The summer was a relaxing one; bonding with my one year old son, biking around the lakes of the Twin Cities, and catching up on a stack of books that continues to grow unabated despite my best attempts. I was also able to reconnect with many of those who I have worked with over the years and get their trusted perspectives (while also enjoying some in-person together time post-vaccination).
After many cups of coffee, patio beers, and pavilion grill outs, what I have enjoyed most about my career has been a pendulum that swings between Leading high visibility and complex projects” and “Helping others grow professionally”.
While I have worked on many high visibility and impactful projects, some of my best memories come from my short stint at Genesys Works(GW). During my time with GW I connected with young professionals and helped them take their first steps into the business and technology world. Coming from a small family farm in rural Minnesota, I have personally experienced how a career in technology can change the trajectory of my own financial future and I was glad to play my small part helping others onto that path.
Working directly with these young professionals I also saw how financial systems are failing folks who might personally identify as coming from historically excluded groups. Consumer baking websites that only serve content in English is a challenge for First generation Americans who might feel more at ease making long term financial decisions if the web content was presented in their native tongue. Consumer banking that listed financial planners who don’t represent the community in which they were located. The list went on, and on. While many of the folks were able to successfully sign up or a checking account so that they could feel the joy of their first paycheck there were a few that came up to me afterwards, knowing that I was a professional who built these types of websites, and asked me why it was so difficult.
The five years since that transformative summer I have committed to becoming a better technologist and user-centered professional with a focus on always connecting with those we serve.
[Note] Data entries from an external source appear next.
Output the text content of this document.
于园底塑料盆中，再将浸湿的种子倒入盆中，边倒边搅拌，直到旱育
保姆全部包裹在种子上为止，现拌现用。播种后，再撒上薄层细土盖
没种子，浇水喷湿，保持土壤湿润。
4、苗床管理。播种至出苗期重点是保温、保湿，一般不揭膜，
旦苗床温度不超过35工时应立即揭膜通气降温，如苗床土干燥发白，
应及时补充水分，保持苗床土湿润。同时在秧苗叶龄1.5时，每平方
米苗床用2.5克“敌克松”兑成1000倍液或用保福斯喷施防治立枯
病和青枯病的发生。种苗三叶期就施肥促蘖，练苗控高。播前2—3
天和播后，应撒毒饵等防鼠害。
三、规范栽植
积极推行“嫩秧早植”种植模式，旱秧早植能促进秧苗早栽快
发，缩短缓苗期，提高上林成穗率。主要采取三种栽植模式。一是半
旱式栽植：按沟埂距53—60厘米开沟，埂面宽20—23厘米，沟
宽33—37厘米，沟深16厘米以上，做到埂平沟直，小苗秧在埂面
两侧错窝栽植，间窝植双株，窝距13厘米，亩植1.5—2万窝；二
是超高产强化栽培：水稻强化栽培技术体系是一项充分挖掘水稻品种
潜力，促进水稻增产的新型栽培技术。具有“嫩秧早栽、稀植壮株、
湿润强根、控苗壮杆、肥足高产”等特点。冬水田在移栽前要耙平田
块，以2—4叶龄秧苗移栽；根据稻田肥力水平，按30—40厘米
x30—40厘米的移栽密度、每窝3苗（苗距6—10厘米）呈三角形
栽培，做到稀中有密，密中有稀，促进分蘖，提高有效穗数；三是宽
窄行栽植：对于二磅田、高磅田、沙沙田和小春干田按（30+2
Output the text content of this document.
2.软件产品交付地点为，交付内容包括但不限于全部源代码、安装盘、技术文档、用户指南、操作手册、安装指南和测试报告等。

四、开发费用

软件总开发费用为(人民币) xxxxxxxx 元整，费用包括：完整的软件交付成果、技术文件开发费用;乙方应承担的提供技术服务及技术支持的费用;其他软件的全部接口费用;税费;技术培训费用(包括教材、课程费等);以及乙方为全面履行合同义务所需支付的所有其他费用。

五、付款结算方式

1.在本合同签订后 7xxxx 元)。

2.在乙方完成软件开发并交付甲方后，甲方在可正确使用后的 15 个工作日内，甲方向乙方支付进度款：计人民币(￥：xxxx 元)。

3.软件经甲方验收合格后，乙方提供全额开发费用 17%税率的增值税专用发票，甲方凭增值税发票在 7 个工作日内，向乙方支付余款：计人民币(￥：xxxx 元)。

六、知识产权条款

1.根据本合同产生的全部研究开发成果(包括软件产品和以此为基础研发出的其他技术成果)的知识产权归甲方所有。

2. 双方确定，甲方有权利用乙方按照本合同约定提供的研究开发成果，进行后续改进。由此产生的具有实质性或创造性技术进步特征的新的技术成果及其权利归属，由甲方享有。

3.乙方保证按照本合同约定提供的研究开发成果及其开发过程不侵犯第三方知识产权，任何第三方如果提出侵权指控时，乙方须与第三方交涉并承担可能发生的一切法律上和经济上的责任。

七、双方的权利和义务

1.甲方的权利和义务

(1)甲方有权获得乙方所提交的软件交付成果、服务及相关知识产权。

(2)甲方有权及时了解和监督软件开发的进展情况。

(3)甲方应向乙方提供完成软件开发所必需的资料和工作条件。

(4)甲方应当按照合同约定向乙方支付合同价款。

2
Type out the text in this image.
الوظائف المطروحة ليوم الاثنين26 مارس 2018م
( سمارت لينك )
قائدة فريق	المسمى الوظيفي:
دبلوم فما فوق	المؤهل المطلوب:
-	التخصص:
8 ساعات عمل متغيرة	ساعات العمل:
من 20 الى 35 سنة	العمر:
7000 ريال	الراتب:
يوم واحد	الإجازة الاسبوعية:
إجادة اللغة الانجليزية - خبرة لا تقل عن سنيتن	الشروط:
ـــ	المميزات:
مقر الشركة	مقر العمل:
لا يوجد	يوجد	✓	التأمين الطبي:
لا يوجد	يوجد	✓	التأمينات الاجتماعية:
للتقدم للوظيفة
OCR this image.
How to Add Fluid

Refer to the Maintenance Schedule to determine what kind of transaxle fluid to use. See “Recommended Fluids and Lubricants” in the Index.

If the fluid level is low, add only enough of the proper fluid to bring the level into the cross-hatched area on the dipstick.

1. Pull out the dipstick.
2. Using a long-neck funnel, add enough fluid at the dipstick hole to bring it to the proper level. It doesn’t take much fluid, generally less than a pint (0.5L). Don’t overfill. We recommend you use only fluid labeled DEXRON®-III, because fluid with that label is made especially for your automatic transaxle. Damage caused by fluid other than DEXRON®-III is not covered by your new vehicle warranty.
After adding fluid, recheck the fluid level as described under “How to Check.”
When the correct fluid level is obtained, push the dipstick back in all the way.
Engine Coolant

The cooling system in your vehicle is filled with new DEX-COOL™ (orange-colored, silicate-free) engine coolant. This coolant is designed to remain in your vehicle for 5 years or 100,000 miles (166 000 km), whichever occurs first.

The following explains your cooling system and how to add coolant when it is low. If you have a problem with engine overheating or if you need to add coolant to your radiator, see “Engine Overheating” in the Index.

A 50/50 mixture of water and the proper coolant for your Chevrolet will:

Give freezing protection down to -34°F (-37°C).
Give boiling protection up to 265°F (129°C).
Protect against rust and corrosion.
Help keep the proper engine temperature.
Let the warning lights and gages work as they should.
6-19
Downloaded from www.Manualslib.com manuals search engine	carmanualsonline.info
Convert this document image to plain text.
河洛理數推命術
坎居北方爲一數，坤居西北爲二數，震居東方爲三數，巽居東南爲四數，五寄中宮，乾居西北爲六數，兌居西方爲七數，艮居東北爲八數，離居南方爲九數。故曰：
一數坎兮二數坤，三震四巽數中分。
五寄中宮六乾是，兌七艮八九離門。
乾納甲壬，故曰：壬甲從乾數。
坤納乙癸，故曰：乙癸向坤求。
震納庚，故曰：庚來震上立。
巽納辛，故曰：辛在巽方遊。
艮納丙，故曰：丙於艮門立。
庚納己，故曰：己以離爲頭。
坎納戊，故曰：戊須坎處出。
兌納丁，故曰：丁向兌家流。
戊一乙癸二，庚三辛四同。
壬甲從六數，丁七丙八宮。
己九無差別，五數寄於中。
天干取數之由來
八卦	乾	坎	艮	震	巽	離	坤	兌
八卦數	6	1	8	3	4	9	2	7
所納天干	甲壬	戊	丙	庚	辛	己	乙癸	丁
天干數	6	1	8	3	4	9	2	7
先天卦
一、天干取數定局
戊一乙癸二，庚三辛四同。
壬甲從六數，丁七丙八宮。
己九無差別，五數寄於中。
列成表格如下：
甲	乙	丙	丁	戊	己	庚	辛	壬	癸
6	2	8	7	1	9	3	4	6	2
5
During my time with U.S. Bank I spent time learning with amazingly talented accessibility professionals and dove head first into making their highest profile websites exceed the Web Content Accessibility Guidelines for Super Bowl LII. During my time with the Federal Reserve Bank of Minneapolis and The Department of the Treasury I committed to ensuring that all of my projects that I started improved the lives of the public by transforming how government uses technology by designing with direct feedback from the american public so that we could modernize our websites and meet the expectations that were being elevated by the private sector.
I believe that everyone deserves access. I believe that everyone should have agency to live life unencumbered by technology. I believe the designed space should be continuously improved as our understanding of how people interact with technology change.
I believe that we as technologists and designers can, and should, do more.
I hope to bring my decade plus of experience and help guide the next generation of User Experience professionals. To help them create a future where digital services meet the demands and expectations of both customers and the public. Where websites are quick, easy, secure, and accessible and built on a foundation that is both aspirational in the long term and actionable in the short term. To help them learn marketable skills; so that they can feel confident in their careers, safe speaking up, and contribute to work that matters.